A zombie grabbed onto his leg. Seth tried to kick it away, but this one was stronger than the others, its arm thick with muscle. Earl. The corpse pulled closer, using Seth’s leg for leverage, and it started to climb up Seth’s back.
The crowd surged closer, and there was nothing Seth could do. Earl leaned back with his considerable weight, and Seth toppled over. Corpses jumped on top of him, a mountain of writhing flesh. Within the jumble, Seth couldn’t move an inch. The zombies pressed into him, nails and teeth worming through the gaps to scratch and bite him.

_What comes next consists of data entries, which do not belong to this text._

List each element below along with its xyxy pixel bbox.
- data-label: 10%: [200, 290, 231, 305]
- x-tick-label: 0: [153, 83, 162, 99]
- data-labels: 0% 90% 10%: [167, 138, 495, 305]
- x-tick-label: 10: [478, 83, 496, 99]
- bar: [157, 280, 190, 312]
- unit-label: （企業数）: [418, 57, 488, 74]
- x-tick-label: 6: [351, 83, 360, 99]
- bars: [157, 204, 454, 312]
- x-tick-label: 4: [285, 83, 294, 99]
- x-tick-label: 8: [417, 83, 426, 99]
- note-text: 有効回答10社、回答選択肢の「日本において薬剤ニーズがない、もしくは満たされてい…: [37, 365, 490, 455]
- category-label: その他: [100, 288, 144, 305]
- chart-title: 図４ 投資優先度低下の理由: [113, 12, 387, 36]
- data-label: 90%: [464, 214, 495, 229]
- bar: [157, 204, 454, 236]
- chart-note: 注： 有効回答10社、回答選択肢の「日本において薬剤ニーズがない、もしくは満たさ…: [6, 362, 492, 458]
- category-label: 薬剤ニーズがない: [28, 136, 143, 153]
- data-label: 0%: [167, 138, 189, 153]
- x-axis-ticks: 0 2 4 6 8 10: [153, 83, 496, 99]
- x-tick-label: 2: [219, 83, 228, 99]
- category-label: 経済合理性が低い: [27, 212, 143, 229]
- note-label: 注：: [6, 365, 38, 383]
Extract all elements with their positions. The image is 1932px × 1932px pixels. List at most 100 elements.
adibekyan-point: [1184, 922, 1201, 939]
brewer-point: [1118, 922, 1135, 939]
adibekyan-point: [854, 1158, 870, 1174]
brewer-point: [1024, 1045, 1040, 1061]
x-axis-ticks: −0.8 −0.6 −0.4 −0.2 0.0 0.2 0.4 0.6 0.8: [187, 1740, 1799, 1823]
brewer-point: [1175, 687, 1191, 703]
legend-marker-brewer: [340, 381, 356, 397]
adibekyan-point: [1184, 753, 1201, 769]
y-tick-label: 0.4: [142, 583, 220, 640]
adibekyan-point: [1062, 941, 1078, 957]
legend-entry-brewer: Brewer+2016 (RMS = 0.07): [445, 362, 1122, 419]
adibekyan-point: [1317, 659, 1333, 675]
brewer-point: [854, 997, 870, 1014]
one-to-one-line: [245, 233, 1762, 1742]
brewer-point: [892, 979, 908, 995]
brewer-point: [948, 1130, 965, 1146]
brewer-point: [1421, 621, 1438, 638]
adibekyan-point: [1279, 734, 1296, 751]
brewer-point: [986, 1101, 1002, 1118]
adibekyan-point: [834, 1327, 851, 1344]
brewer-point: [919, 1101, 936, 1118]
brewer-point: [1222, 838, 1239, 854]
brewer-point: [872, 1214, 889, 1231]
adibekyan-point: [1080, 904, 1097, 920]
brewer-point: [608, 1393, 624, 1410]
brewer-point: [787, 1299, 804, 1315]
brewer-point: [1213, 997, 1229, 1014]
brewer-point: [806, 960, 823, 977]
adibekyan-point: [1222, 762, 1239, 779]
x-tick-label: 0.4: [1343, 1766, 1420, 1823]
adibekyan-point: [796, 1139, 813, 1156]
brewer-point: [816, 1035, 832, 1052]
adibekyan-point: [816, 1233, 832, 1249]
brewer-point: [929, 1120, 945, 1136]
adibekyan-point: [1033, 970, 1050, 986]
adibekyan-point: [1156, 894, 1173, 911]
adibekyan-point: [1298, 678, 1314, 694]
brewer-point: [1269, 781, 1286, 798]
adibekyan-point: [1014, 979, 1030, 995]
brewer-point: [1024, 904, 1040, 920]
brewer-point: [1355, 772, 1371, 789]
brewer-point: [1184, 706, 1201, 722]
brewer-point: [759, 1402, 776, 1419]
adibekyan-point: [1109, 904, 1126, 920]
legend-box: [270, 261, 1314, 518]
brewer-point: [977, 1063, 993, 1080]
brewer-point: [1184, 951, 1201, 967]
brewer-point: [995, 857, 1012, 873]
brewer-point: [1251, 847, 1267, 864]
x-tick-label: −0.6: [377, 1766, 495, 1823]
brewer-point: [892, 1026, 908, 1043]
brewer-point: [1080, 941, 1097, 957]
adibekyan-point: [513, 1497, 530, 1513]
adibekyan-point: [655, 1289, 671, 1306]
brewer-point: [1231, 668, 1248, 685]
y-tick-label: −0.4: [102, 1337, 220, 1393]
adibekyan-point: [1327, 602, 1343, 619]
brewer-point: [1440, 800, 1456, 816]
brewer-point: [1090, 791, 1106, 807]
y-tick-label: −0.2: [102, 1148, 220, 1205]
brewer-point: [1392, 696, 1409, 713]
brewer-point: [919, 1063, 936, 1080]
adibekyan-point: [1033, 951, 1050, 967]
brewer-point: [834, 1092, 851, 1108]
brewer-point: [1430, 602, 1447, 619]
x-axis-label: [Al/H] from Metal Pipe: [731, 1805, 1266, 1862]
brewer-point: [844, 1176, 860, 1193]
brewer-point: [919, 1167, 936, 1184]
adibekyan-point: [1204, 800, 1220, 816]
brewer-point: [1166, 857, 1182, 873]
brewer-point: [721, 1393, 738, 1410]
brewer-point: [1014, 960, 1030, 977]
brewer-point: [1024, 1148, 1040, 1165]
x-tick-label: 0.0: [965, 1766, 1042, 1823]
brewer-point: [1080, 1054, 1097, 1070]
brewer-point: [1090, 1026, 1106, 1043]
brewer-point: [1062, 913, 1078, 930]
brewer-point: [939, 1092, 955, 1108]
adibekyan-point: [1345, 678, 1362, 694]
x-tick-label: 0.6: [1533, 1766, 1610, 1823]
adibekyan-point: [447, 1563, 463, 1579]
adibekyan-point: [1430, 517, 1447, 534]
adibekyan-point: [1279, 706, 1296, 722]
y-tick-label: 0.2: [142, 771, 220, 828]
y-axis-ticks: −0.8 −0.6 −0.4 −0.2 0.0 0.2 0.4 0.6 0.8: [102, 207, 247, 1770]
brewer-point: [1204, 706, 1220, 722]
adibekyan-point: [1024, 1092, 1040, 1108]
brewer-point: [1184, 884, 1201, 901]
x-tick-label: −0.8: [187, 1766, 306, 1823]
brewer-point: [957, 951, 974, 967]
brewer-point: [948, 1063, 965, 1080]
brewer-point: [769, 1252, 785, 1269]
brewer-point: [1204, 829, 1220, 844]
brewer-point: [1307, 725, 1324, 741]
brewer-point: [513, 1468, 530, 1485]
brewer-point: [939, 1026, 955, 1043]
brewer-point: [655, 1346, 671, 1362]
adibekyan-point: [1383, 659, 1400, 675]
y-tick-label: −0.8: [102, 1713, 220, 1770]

What did he desire? To be free?
[Wish redundant. Choose another.]
That wasn’t fair. Though Seth supposed the wish was too similar to his ChainBreaker ability. Was that how things worked? Wishes couldn’t overlap?
To test it out, Seth asked for better healing, enough to outpace the zombie’s onslaught.
[Wish redundant. Choose another.]
Damn it! What did he want?
With the pile of bodies pressing against him, Seth felt more alone than ever. It felt like he’d been fighting for an eternity. First the gate, then the house, now this barn. When would it end? Why was no one helping him? Again, he was trapped in that closet. Cramped walls pressing in as his father shouted and drank and passed out in front of the TV.
No, Seth wouldn’t think of that. Instead, he replaced the pit of loneliness with a flood of rage. Where was Alex? The timer had gone off ages ago. All she’d had to do was get the goddamned car working.